Choosing Evaluation Metrics

  • Accuracy: Misleading for imbalanced data
  • Precision: Important when false positives are costly
  • Recall: Critical when false negatives are costly
  • F1-Score: Balances precision and recall
  • AUC-ROC: Good for ranking/discrimination
  • AUC-PR: Better for imbalanced data evaluation

Common Pitfalls

  • Data leakage: Never oversample before cross-validation
  • Evaluation bias: Use stratified sampling for imbalanced data
  • Overfitting: Oversampling can cause synthetic data overfitting
  • Class distribution: Real-world imbalance may differ from training

Performance Considerations

  • Oversampling increases dataset size (memory)
  • Undersampling reduces dataset size (may lose information)
  • Class weighting has minimal computational overhead
  • Consider ensemble methods for imbalanced data

Best Practices

  • Always use stratified cross-validation
  • Evaluate on multiple metrics, not just accuracy
  • Consider the cost of false positives vs false negatives
  • Validate on held-out test set with real class distribution
  • Document imbalance handling decisions

Self-Check Questions

  1. Why is accuracy misleading for imbalanced datasets?
  2. What are the key differences between precision and recall?
  3. When should you use SMOTE versus class weighting?
  4. How does undersampling affect model performance?

Try This Exercise

Imbalanced Data Handling Comparison

  1. Load a highly imbalanced dataset (e.g., using make_classification with severe imbalance)
  2. Compare performance of LogisticRegression with different imbalance handling strategies:
  3. No handling (baseline)
  4. Class weighting
  5. SMOTE oversampling
  6. Random undersampling
  7. Evaluate using precision, recall, F1-score, and AUC-PR
  8. Plot precision-recall curves for all strategies
  9. Analyze the confusion matrices and discuss trade-offs

Expected Outcome: You'll understand how different techniques affect model behavior on minority classes and learn to choose appropriate strategies based on business requirements.


Builder's Insight

Imbalanced data handling is where machine learning meets real-world constraints. The "perfect" model that ignores business costs is worthless in production.
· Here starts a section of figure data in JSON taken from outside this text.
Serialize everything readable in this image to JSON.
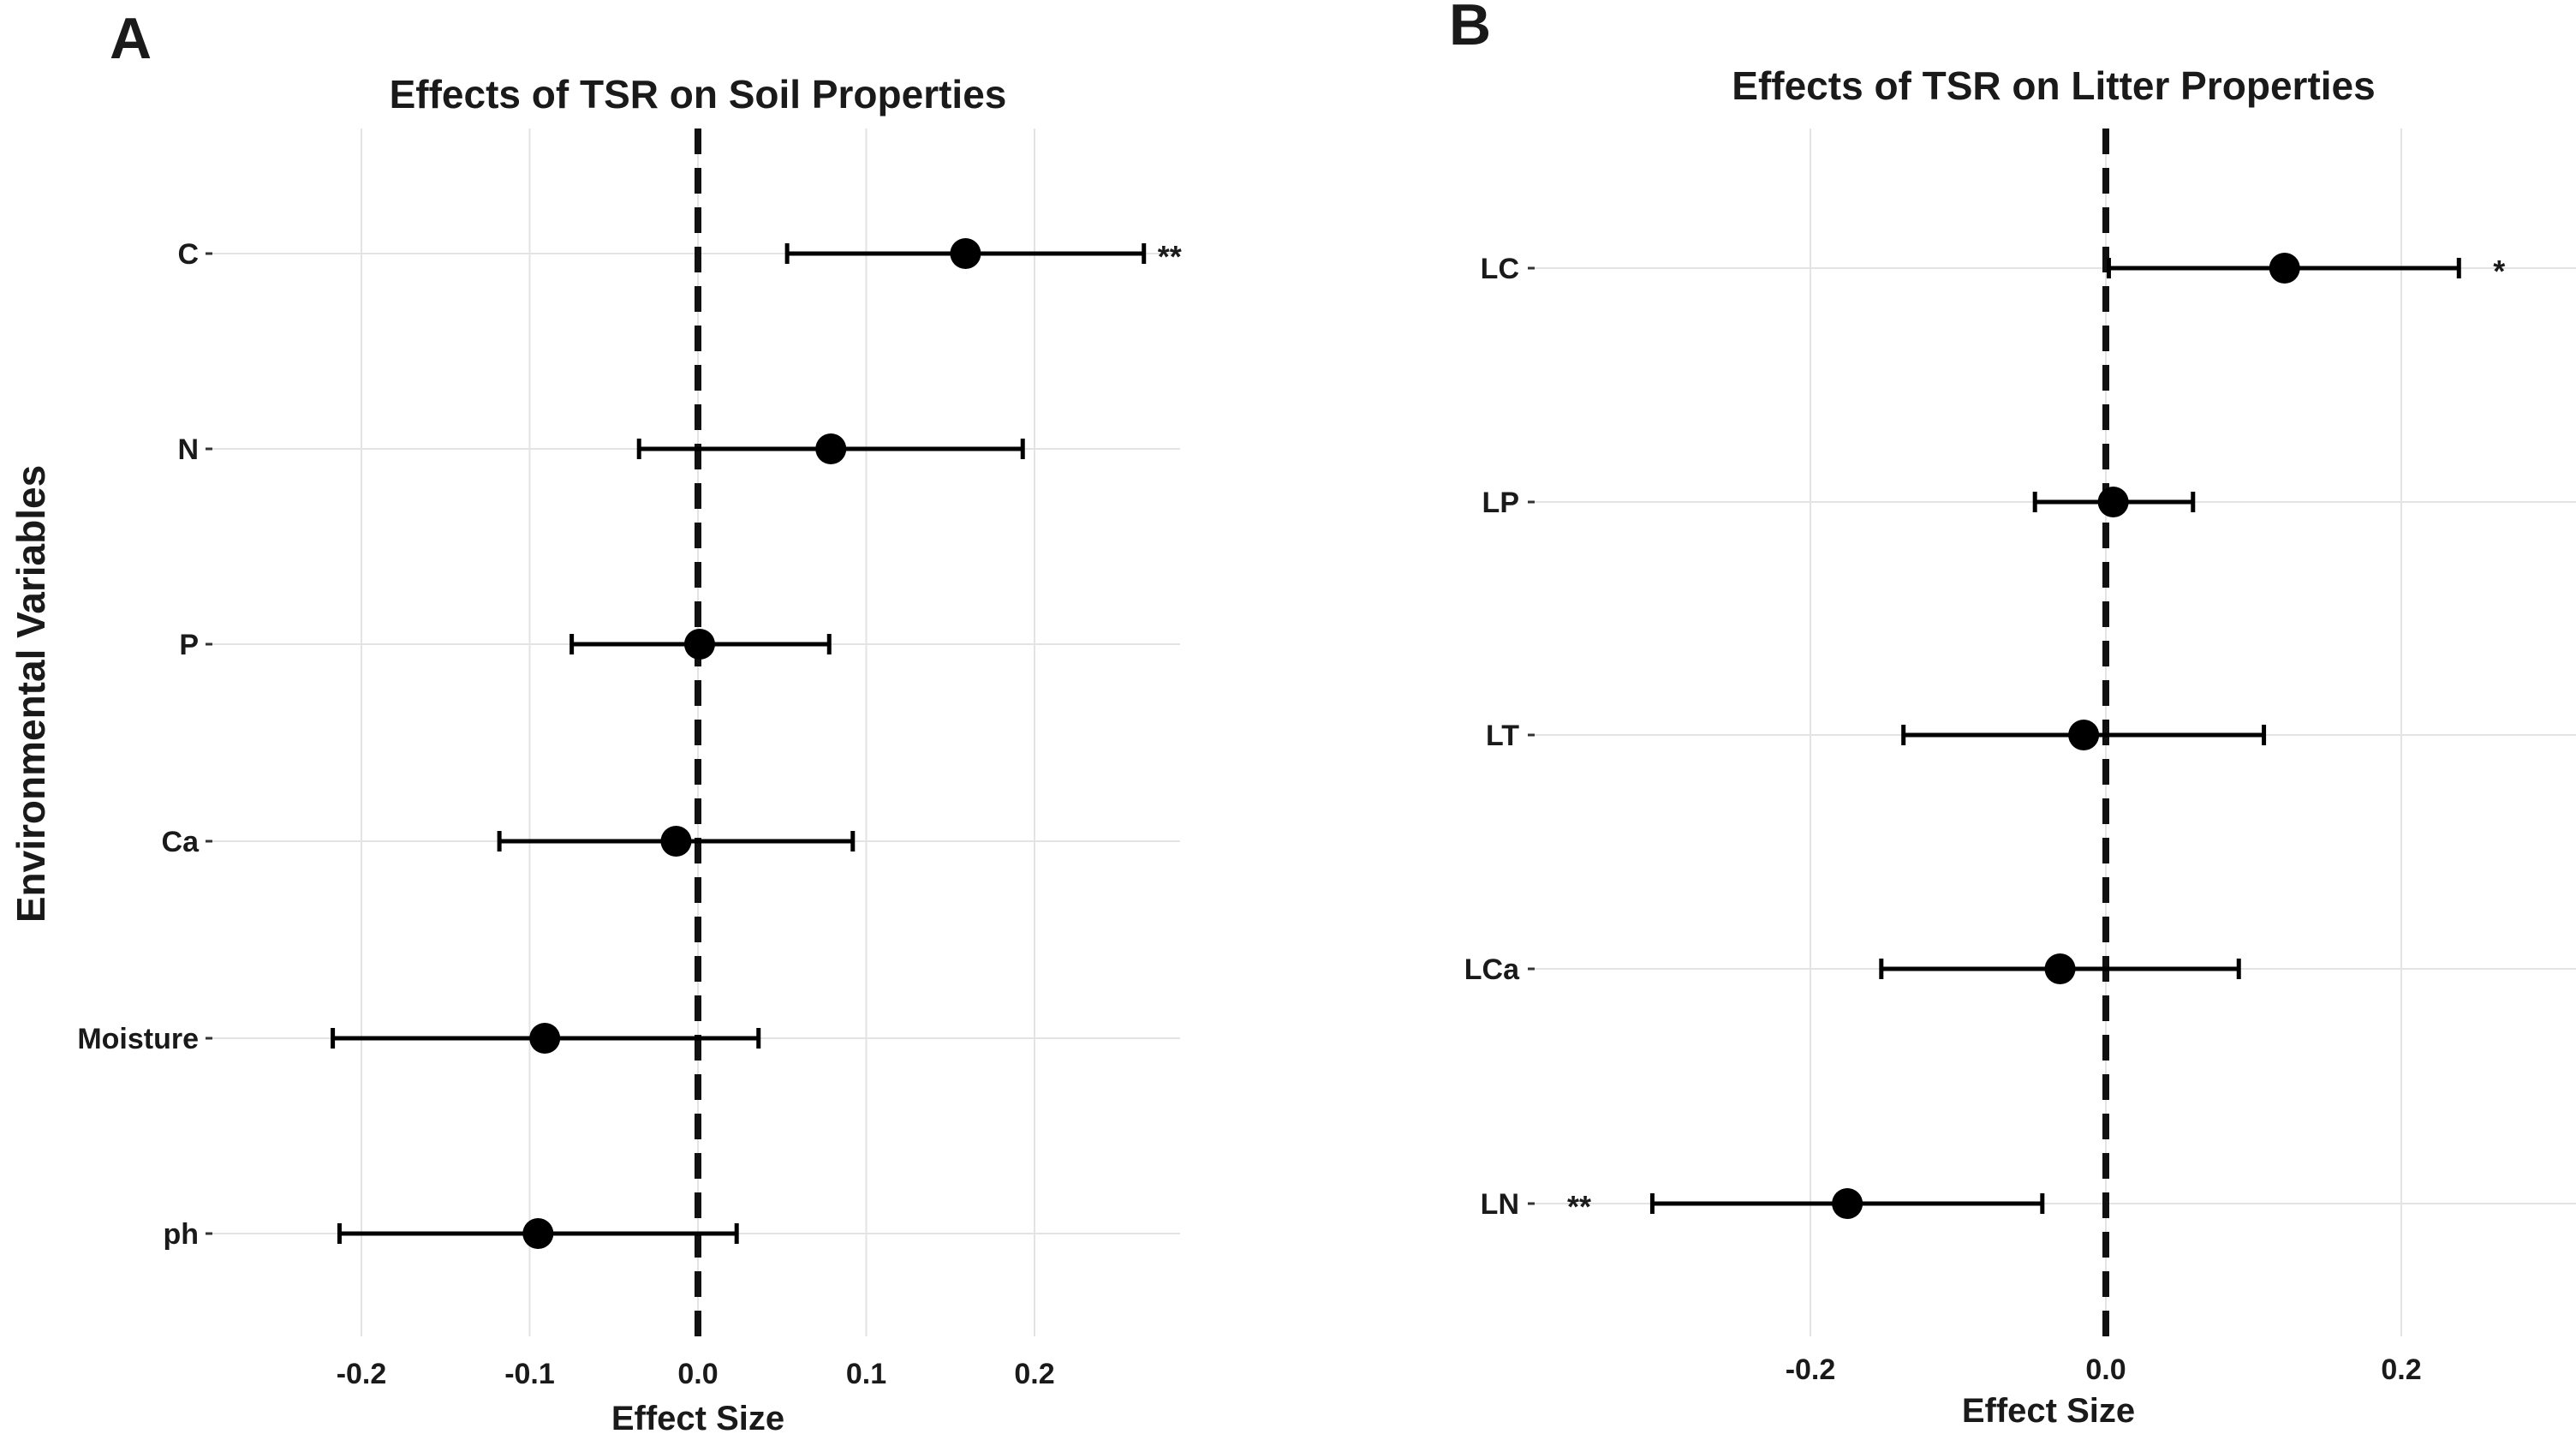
{
  "ylabel_shared": "Environmental Variables",
  "chart_data": [
    {
      "panel_label": "A",
      "type": "forest",
      "title": "Effects of TSR on Soil Properties",
      "xlabel": "Effect Size",
      "ylabel": "Environmental Variables",
      "xlim": [
        -0.29,
        0.29
      ],
      "xticks": [
        -0.2,
        -0.1,
        0.0,
        0.1,
        0.2
      ],
      "xtick_labels": [
        "-0.2",
        "-0.1",
        "0.0",
        "0.1",
        "0.2"
      ],
      "reference_line": 0.0,
      "grid": true,
      "rows": [
        {
          "label": "C",
          "estimate": 0.159,
          "lower": 0.053,
          "upper": 0.265,
          "sig": "**"
        },
        {
          "label": "N",
          "estimate": 0.079,
          "lower": -0.035,
          "upper": 0.193,
          "sig": ""
        },
        {
          "label": "P",
          "estimate": 0.001,
          "lower": -0.075,
          "upper": 0.078,
          "sig": ""
        },
        {
          "label": "Ca",
          "estimate": -0.013,
          "lower": -0.118,
          "upper": 0.092,
          "sig": ""
        },
        {
          "label": "Moisture",
          "estimate": -0.091,
          "lower": -0.217,
          "upper": 0.036,
          "sig": ""
        },
        {
          "label": "ph",
          "estimate": -0.095,
          "lower": -0.213,
          "upper": 0.023,
          "sig": ""
        }
      ]
    },
    {
      "panel_label": "B",
      "type": "forest",
      "title": "Effects of TSR on Litter Properties",
      "xlabel": "Effect Size",
      "xlim": [
        -0.39,
        0.32
      ],
      "xticks": [
        -0.2,
        0.0,
        0.2
      ],
      "xtick_labels": [
        "-0.2",
        "0.0",
        "0.2"
      ],
      "reference_line": 0.0,
      "grid": true,
      "rows": [
        {
          "label": "LC",
          "estimate": 0.121,
          "lower": 0.002,
          "upper": 0.239,
          "sig": "*"
        },
        {
          "label": "LP",
          "estimate": 0.005,
          "lower": -0.048,
          "upper": 0.059,
          "sig": ""
        },
        {
          "label": "LT",
          "estimate": -0.015,
          "lower": -0.137,
          "upper": 0.107,
          "sig": ""
        },
        {
          "label": "LCa",
          "estimate": -0.031,
          "lower": -0.152,
          "upper": 0.09,
          "sig": ""
        },
        {
          "label": "LN",
          "estimate": -0.175,
          "lower": -0.307,
          "upper": -0.043,
          "sig": "**"
        }
      ]
    }
  ]
}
Remember: Your model's success isn't measured by accuracy alone, but by its ability to find what matters—the rare events that drive business value. Understanding imbalance forces you to think deeply about what you're really trying to predict and why it matters.

As you tackle more complex problems, imbalance handling becomes part of your modeling toolkit. The key insight: different applications demand different trade-offs between precision and recall. Master this, and you'll build models that actually solve real problems.